Using multiple linear regression we compared the blood pressure of study members who had experienced diarrhoea in the first 12 months of life with those who had not (table 1). The period prevalence of diarrhoea admissions varied between 2.8% and 6.5% depending on the analytical sample under consideration. There was no evidence that infant diarrhoea was linked to an increase in blood pressure for any of the four measurements. The suggestion of a reverse effect—an elevated blood pressure level at age 19 years in children who had not experienced an admission due to diarrhoea relative to those who had—was based on a very small number of cases leading to low statistical power.

In the largest analytical sample based on a re-survey of study members with data on diarrhoea status at 20 months and measured blood pressure at age 23 years (when, for the first time, attempts were made to contact the full cohort of men and women), the was again no evidence of a diarrhoea–blood pressure relationship. Thus, in 344 diarrhoea cases (8.7%) among 3944 study participants, there was no difference (diarrhoea cases vs diarrhoea-free; p value for difference) in systolic (122.1 vs 123.3 mmHg; p = 0.18) or diastolic (75.3 vs 75.9 mmHg; p = 0.33) blood pressure according to diarrhoea status in multiply adjusted analyses. All other diarrhoea–blood pressure associations were similarly null.

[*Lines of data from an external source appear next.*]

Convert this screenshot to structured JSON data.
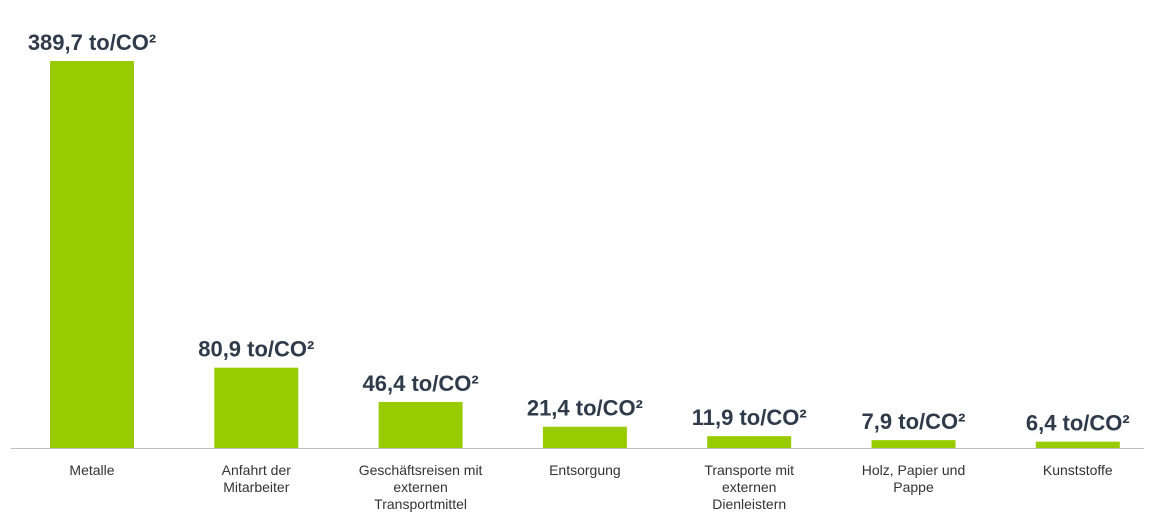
{
  "chart_data": {
    "type": "bar",
    "title": "",
    "xlabel": "",
    "ylabel": "",
    "categories": [
      "Metalle",
      "Anfahrt der Mitarbeiter",
      "Geschäftsreisen mit externen Transportmittel",
      "Entsorgung",
      "Transporte mit externen Dienleistern",
      "Holz, Papier und Pappe",
      "Kunststoffe"
    ],
    "category_lines": [
      [
        "Metalle"
      ],
      [
        "Anfahrt der",
        "Mitarbeiter"
      ],
      [
        "Geschäftsreisen mit",
        "externen",
        "Transportmittel"
      ],
      [
        "Entsorgung"
      ],
      [
        "Transporte mit",
        "externen",
        "Dienleistern"
      ],
      [
        "Holz, Papier und",
        "Pappe"
      ],
      [
        "Kunststoffe"
      ]
    ],
    "values": [
      389.7,
      80.9,
      46.4,
      21.4,
      11.9,
      7.9,
      6.4
    ],
    "value_labels": [
      "389,7 to/CO²",
      "80,9 to/CO²",
      "46,4 to/CO²",
      "21,4 to/CO²",
      "11,9 to/CO²",
      "7,9 to/CO²",
      "6,4 to/CO²"
    ],
    "ylim": [
      0,
      389.7
    ],
    "grid": false,
    "legend": "none",
    "bar_color": "#99cc00",
    "axis_color": "#bfbfbf",
    "value_label_color": "#2f3a4a",
    "category_label_color": "#333333"
  }
}
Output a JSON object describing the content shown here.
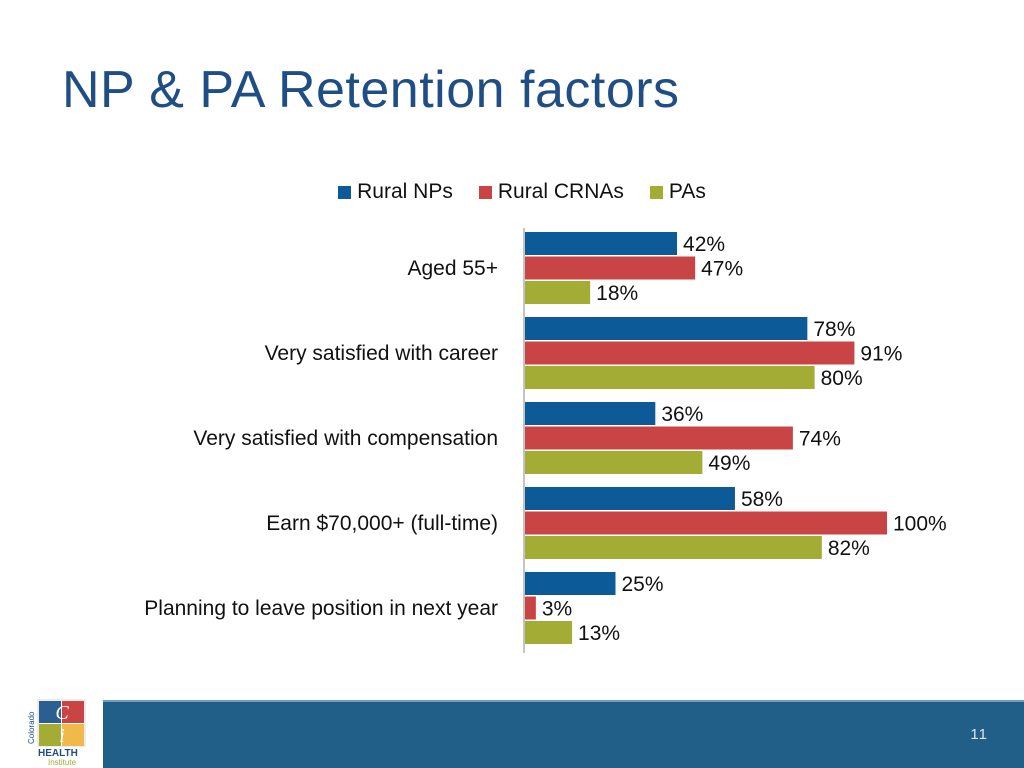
{
  "slide": {
    "title": "NP & PA Retention factors",
    "page_number": "11"
  },
  "logo": {
    "side_text": "Colorado",
    "letter_c": "C",
    "letter_i": "i",
    "word_health": "HEALTH",
    "word_institute": "Institute"
  },
  "chart_data": {
    "type": "bar",
    "orientation": "horizontal",
    "title": "",
    "xlabel": "",
    "ylabel": "",
    "xlim": [
      0,
      100
    ],
    "grid": false,
    "legend_position": "top",
    "value_suffix": "%",
    "categories": [
      "Aged 55+",
      "Very satisfied with career",
      "Very satisfied with compensation",
      "Earn $70,000+ (full-time)",
      "Planning to leave position in next year"
    ],
    "series": [
      {
        "name": "Rural NPs",
        "color": "#0d5a98",
        "values": [
          42,
          78,
          36,
          58,
          25
        ]
      },
      {
        "name": "Rural CRNAs",
        "color": "#c94444",
        "values": [
          47,
          91,
          74,
          100,
          3
        ]
      },
      {
        "name": "PAs",
        "color": "#a3ac35",
        "values": [
          18,
          80,
          49,
          82,
          13
        ]
      }
    ]
  }
}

Finally, there was no suggestion that either type of water supply or sanitation facilities in early life, themselves related to diarrhoea occurrence in this cohort, was associated with later blood pressure at any point in follow-up (results not shown).

DISCUSSION

In the present dataset we found little support for any link between diarrhoea in the first 12 or 20 months of life and later blood pressure. The very few results that attained statistical significance at conventional levels are likely to be chance findings given the large number of tests necessarily conducted in the course of these analyses. These findings accord with those from pooled analyses of cohorts from Hertfordshire (UK) where no relation was seen for nurse-recorded diarrhoea up to 5 years of age and blood pressure in old age.5 In that study, we also found no association of childhood diarrhoea with either non-fatal5 or fatal6 coronary heart disease in older age, a condition for which raised blood pressure is an important risk factor. The Pelotas study offers more statistical power than these analyses: the prevalence of diarrhoea in the first 12 months of life in the 1920s/1930s in Hertfordshire was low (3.4%)5 but generally higher herein (range 2.8–6.5%).

In the present study, hospital admissions for diarrhoea may be due to dehydration but also persistent diarrhoea and dysentery. It is not possible to know what proportion of study members were admitted for the former, which is of particular relevance to our programming hypothesis. Further investigation of its association, if any, with blood pressure is therefore required. As outlined elsewhere,1 5 this includes, in humans, replication of the present study design using cases of hospitalisation for dehydration as utilised in one of the few positive studies,1 randomised trials of improved hygiene practices that reduce diarrhoea among infants (for instance, in low- and middle-income countries) and, in animals, trials of severe dehydration in early life on later blood pressure.

In conclusion, in the most comprehensive examination to date of the association between childhood diarrhoea and later blood pressure, we found no support for a relationship.